In what has become a recurring theme among the next-generation wireless toolkit, Private Cellular delivers technology benefits of performance, reliability and security. In addition, it provides compelling business-oriented value propositions including CAPEX and OPEX ownership models. Private Networks will be used to support mission- and business-critical services that exceed the capabilities of WiFi. Because reach and capacity extends beyond that of WiFi, Private Networks are ideal for supporting applications such as high-definition security cameras, and for providing connectivity where fiber runs are physically or financially unfeasible. Private Cellular capabilities inform they will play a key role in industrial sectors including factories, warehouses and logistics centers as well as mining and oil and gas. Lastly, Private Cellular may eventually emerge as a solution to provide multi-operator cellular connectivity inside buildings to support BYOD initiatives by removing the necessity of a carrier-initiated signal source.

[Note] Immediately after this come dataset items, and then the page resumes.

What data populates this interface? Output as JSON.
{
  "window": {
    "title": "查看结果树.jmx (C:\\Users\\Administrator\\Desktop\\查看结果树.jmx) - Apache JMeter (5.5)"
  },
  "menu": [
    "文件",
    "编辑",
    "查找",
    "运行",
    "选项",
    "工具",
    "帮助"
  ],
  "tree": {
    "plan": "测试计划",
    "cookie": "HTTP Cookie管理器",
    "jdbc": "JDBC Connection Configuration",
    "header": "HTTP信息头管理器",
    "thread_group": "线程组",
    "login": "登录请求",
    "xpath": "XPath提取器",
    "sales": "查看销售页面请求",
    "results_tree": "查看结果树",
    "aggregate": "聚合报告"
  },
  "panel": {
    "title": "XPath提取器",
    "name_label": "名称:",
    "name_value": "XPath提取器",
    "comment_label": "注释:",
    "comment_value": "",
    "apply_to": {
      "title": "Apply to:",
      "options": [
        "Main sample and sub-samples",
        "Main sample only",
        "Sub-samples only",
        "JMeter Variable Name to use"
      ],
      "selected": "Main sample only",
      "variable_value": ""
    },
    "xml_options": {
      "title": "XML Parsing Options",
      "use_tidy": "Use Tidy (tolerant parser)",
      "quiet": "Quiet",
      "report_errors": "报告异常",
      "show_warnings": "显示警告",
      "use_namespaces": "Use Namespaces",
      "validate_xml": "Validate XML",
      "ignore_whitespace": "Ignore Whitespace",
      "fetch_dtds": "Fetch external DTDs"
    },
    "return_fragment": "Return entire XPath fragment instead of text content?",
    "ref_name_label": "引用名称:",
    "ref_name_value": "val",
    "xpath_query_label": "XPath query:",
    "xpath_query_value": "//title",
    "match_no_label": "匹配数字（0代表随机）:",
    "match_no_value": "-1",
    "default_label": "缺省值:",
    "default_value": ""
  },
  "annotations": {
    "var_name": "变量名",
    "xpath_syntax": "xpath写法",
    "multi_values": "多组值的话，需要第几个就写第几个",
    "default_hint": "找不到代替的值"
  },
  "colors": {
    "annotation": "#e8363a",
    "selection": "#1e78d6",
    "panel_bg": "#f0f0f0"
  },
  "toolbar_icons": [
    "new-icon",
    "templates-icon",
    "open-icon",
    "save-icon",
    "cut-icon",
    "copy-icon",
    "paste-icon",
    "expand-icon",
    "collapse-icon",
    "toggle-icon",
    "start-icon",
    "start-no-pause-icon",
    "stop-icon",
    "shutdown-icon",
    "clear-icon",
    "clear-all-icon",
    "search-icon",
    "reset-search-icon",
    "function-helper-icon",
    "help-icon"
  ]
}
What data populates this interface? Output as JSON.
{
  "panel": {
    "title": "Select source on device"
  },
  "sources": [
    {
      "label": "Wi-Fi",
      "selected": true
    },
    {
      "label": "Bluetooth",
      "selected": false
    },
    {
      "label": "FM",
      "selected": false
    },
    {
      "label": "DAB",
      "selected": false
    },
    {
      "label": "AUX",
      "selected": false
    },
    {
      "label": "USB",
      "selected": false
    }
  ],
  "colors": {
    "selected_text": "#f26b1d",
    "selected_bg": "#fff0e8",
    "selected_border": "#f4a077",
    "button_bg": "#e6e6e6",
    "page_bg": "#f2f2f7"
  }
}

The FCC authorized the Full Commercial Deployment (FCD) of Private Cellular recently in late January. Prior to that, pilots and Initial Commercial Deployments (ICD) occurred throughout 2019. An extensive ecosystem exists, and there is a growing portfolio of available devices that can connect directly or connect existing devices via gateways to Private Cellular networks to support myriad applications. Given its nascency, Private Cellular will build momentum in the coming years. Nonetheless, IT Leaders would be remiss to not actively plan and begin to implement these networks as part of a heterogenous network strategy starting now.

 

Best Practices

Because every building owner and operator has unique goals and requirements and, of course, every building is different, there is no “silver bullet” solution or cookie-cutter approach for wireless network planning. Nonetheless, there exist best practices: 

 

  1. Be proactive, not reactive.
  2. Consider short-term (12-24 months), mid-term (3-5 years) and long-term (7-10 years) scenarios.
  3. Establish SMART Goals (where S = specific; M = measurable; A = attainable; R = relevant; and T = time-based).
  4. Capture business and technical requirements across functional area stakeholders.
  5. Identify financial monetization and federal / state / municipal compliance guidelines.
  6. Embrace a heterogenous network approach and adopt the best tools for the job.
  7. Plan for the unexpected by designing for capacity and infrastructure upgrade contingencies.
  8. Don’t go it alone: engage trusted resources early and often.